Minimal change nephrotic syndrome after stem cell transplantation: a case report and literature review.

Graft-versus-host disease is one of the most frequent complications occurring after haematopoietic stem cell transplantation. Recently, renal involvement has been described as a manifestation of chronic graft-versus-host disease. Immunosuppression seems to play a major role: clinical disease is triggered by its tapering and resolution is achieved with the resumption of the immunosuppressive therapy. Prognosis is apparently favourable, but long term follow up data are lacking.We report a case of a 53-year-old man who developed nephrotic syndrome 142 days after allogeneic stem cell transplantation for acute myeloid leukaemia. Onset of nephrotic syndrome occurred after reduction of immunosuppressants and was accompanied by manifestations of chronic graft-versus-host disease. Histological examination of the kidney was consistent with Minimal Change Disease. After treatment with prednisolone and mycophenolate mofetil he had complete remission of proteinuria and improvement of graft-versus-host disease. Eighteen months after transplantation the patient keeps haematological remission and normal renal function, without proteinuria.Since patients with chronic graft-versus-host disease might be considered at risk for development of nephrotic syndrome, careful monitoring of renal parameters, namely proteinuria, is advisable.

Case presentation

A 53-year-old hypertensive man with adenomatous colonic polyposis was found to have acute myeloid leukaemia (AML) M2 after diagnostic workup of rectal bleeding.
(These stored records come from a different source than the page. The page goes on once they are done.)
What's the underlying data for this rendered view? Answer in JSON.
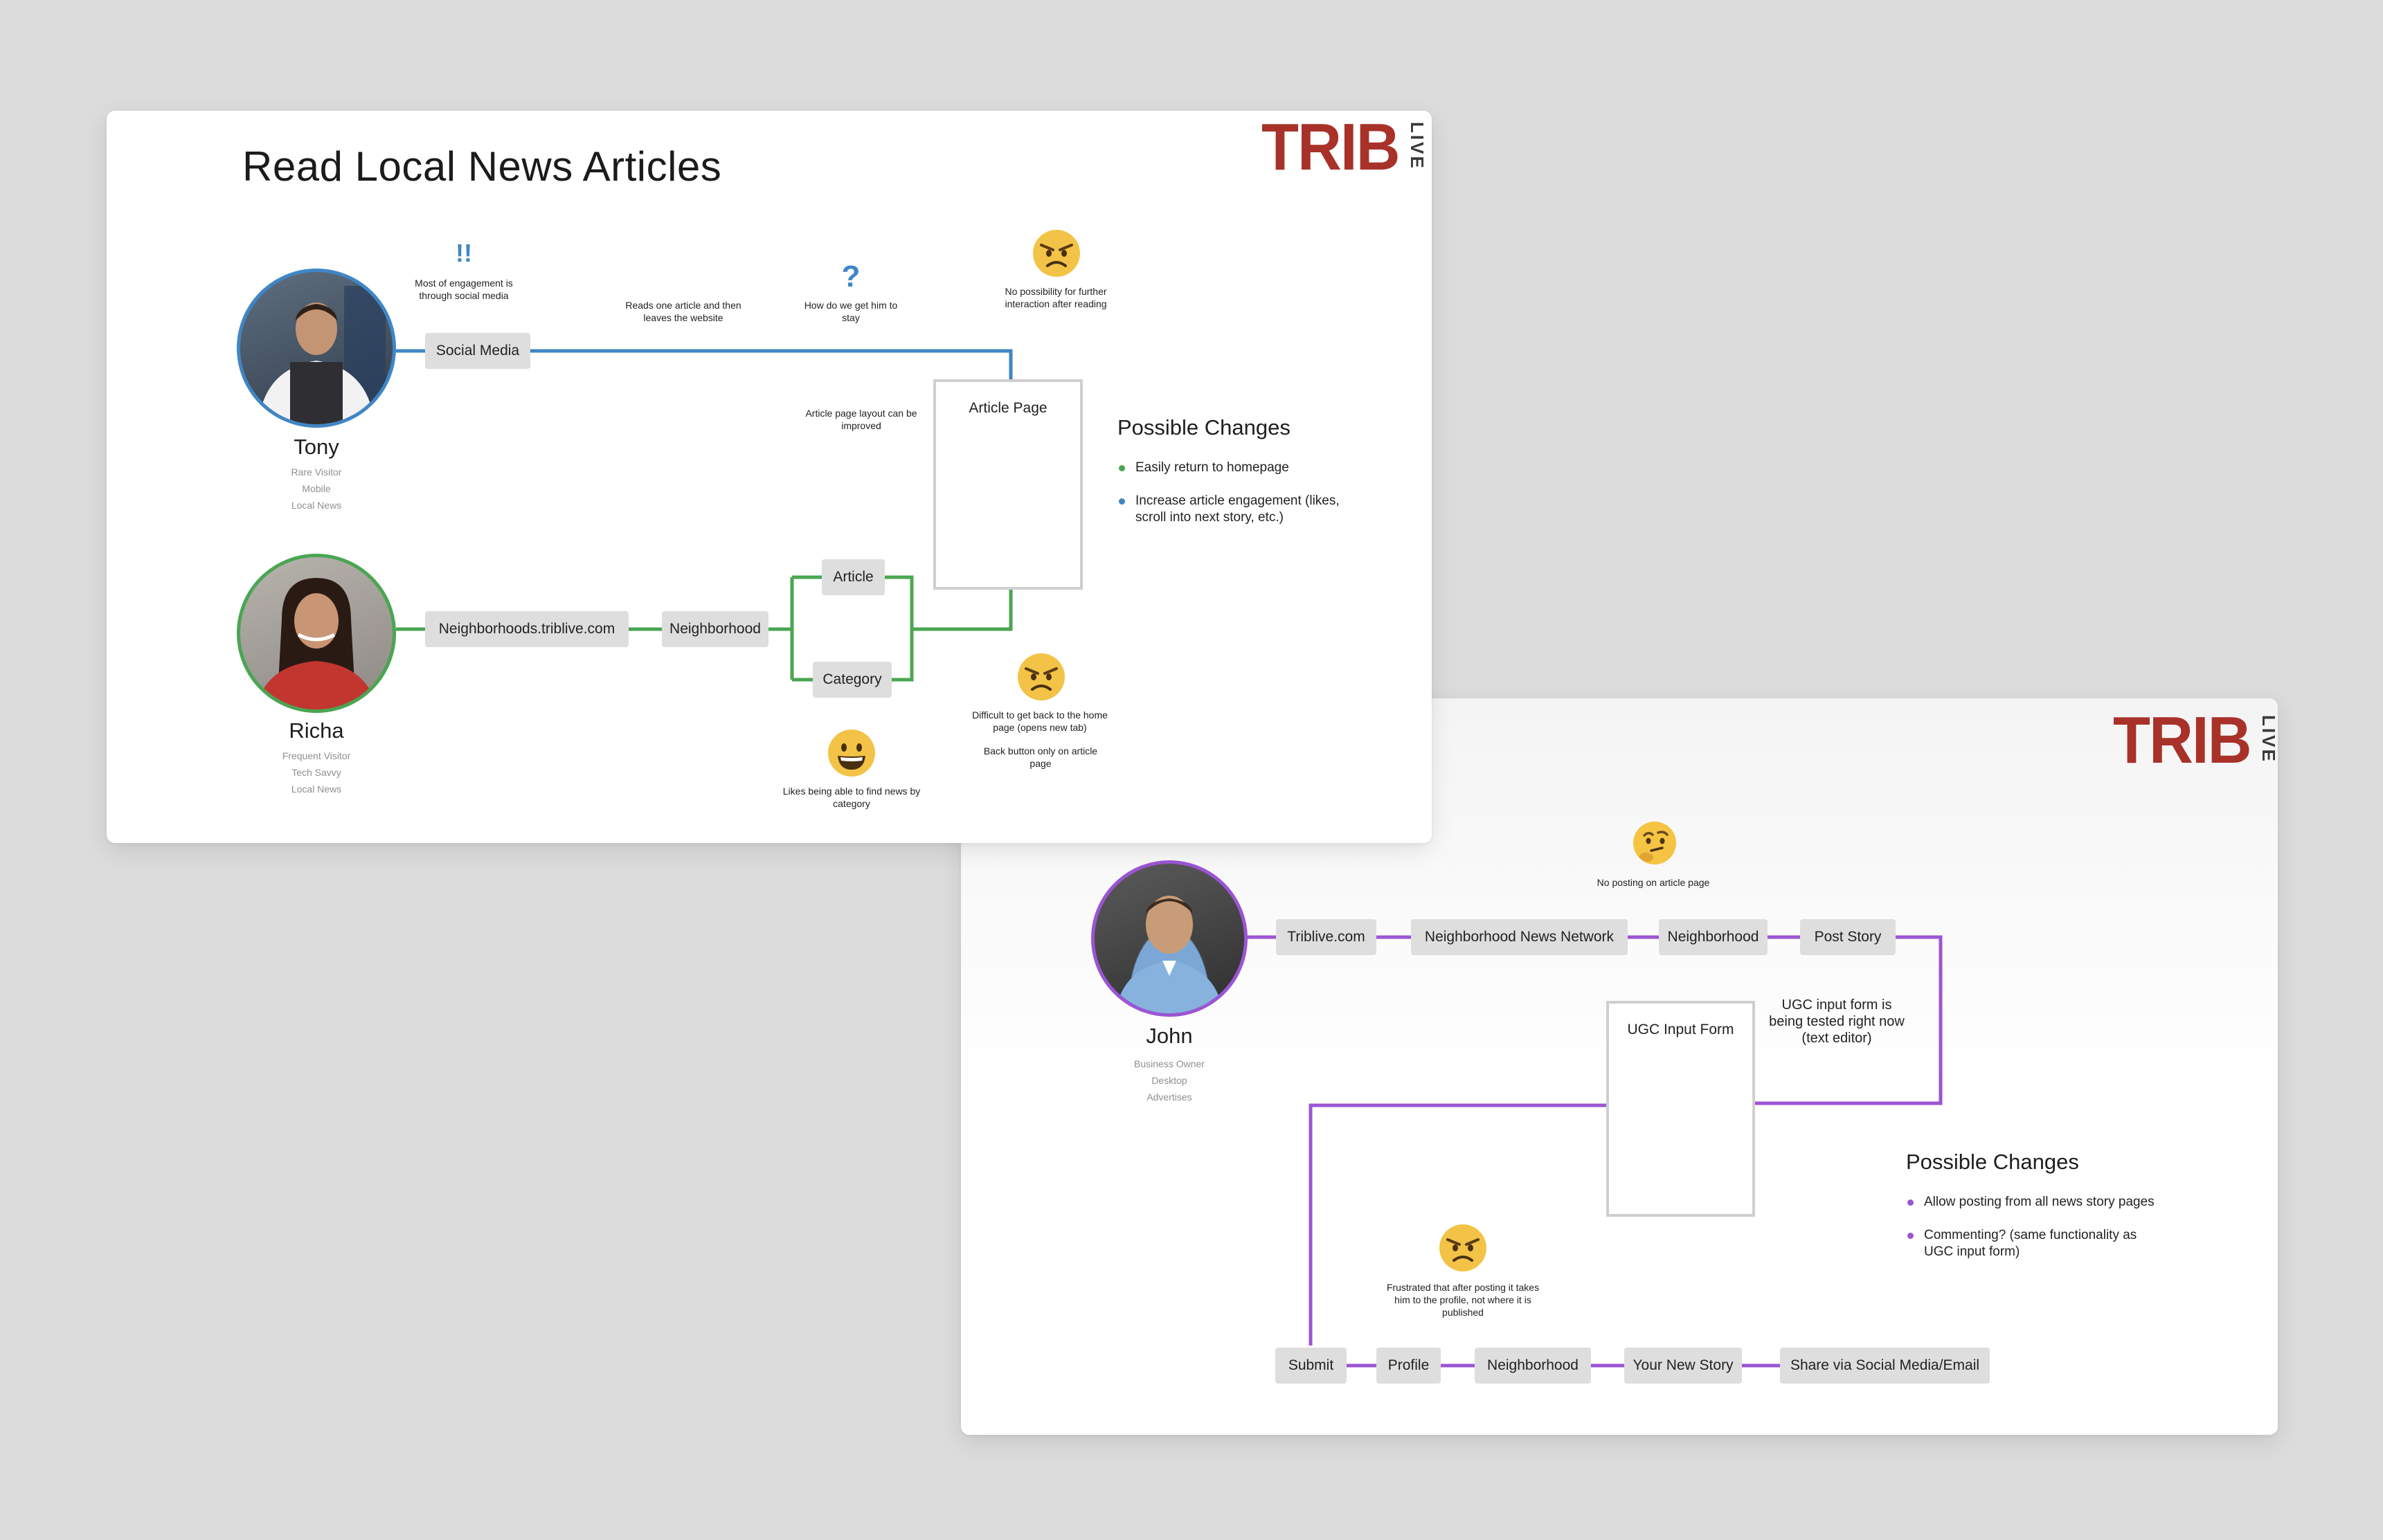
{
  "slide1": {
    "title": "Read Local News Articles",
    "logo": {
      "main": "TRIB",
      "sub": "LIVE"
    },
    "personas": [
      {
        "name": "Tony",
        "meta": [
          "Rare Visitor",
          "Mobile",
          "Local News"
        ],
        "ring_color": "#3f86c6"
      },
      {
        "name": "Richa",
        "meta": [
          "Frequent Visitor",
          "Tech Savvy",
          "Local News"
        ],
        "ring_color": "#4aa552"
      }
    ],
    "steps": {
      "social_media": "Social Media",
      "neighborhoods_site": "Neighborhoods.triblive.com",
      "neighborhood": "Neighborhood",
      "article": "Article",
      "category": "Category",
      "article_page": "Article Page"
    },
    "notes": {
      "engagement_marks": "!!",
      "engagement": "Most of engagement is through social media",
      "reads_one": "Reads one article and then leaves the website",
      "question_mark": "?",
      "how_stay": "How do we get him to stay",
      "no_possibility": "No possibility for further interaction after reading",
      "layout_improved": "Article page layout can be improved",
      "difficult_back": "Difficult to get back to the home page (opens new tab)",
      "back_button": "Back button only on article page",
      "likes_category": "Likes being able to find news by category"
    },
    "possible_changes": {
      "heading": "Possible Changes",
      "items": [
        "Easily return to homepage",
        "Increase article engagement (likes, scroll into next story, etc.)"
      ]
    },
    "colors": {
      "tony_line": "#3f86c6",
      "richa_line": "#4aa552"
    }
  },
  "slide2": {
    "logo": {
      "main": "TRIB",
      "sub": "LIVE"
    },
    "persona": {
      "name": "John",
      "meta": [
        "Business Owner",
        "Desktop",
        "Advertises"
      ],
      "ring_color": "#9b55d3"
    },
    "steps": {
      "triblive": "Triblive.com",
      "nnn": "Neighborhood News Network",
      "neighborhood": "Neighborhood",
      "post_story": "Post Story",
      "ugc_form": "UGC Input Form",
      "submit": "Submit",
      "profile": "Profile",
      "neighborhood2": "Neighborhood",
      "your_new_story": "Your New Story",
      "share": "Share via Social Media/Email"
    },
    "notes": {
      "no_posting": "No posting on article page",
      "ugc_tested": "UGC input form is being tested right now (text editor)",
      "frustrated": "Frustrated that after posting it takes him to the profile, not where it is published"
    },
    "possible_changes": {
      "heading": "Possible Changes",
      "items": [
        "Allow posting from all news story pages",
        "Commenting? (same functionality as UGC input form)"
      ]
    },
    "colors": {
      "john_line": "#9b55d3"
    }
  },
  "icons": {
    "angry": "angry-face-icon",
    "happy": "grinning-face-icon",
    "thinking": "thinking-face-icon"
  }
}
He had consanguine parents. His father died at 90 and his mother at 76 years. They had no known colonic polyps or history of colonic cancer. He had 3 brothers: two healthy, with 60 and 61 years and a 56 year-old with AML M3 who has been submitted to a total colectomy due to adenomatous colonic polyposis. Colonoscopic screening was, unsuccessfully, attempted in the patient's offspring. At the time of AML diagnosis, March 2005, no chromosomal abnormalities were detected in the leukaemic blasts. First complete remission was achieved in April 2005 with Cytarabin/Idarubicin. A relapse was identified 4 months later and the patient was treated with Carboplatin/Etoposide. After this second remission, he underwent peripheral blood stem cell transplant (PBSCT) from an HLA-identical brother in December 2005. Reduced-intensity conditioning was performed with Fludarabine/Busulfan and graft-versus-host disease (GVHD) prophylaxis with Cyclosporine (CsA)/Methotrexate. Platelet and neutrophil recovery to > 20 × 109/L and > 0.5 × 109/L respectively, were achieved on days +10 and +18, correspondingly. A 100% donor chimerism was confirmed. Regimen haematological toxicities were minimal, but he developed acute GVHD (skin +3/global II, of the 1994 Consensus Conference on Acute GVHD Grading) with maculopapular rash on day +20 after transplant. Complete response to prednisolone was reached. A CMV infection was identified on day +30 and treated with valganciclovir.

On day +142 the patient was admitted with anasarca. He claimed of dry, painful eyes and xerostomia that started a few weeks ago. He was afebrile, with blood pressure of 140/92 mmHg, pulse of 80 bpm, with no respiratory distress. He had no organomegalies but facial and lower limbs oedema was identified. Pigmented lesions (poikiloderma), lichen planus-like eruptions, sclerotic features characterized by thickened skin and maculopapular rash in the palmar and facial regions were present.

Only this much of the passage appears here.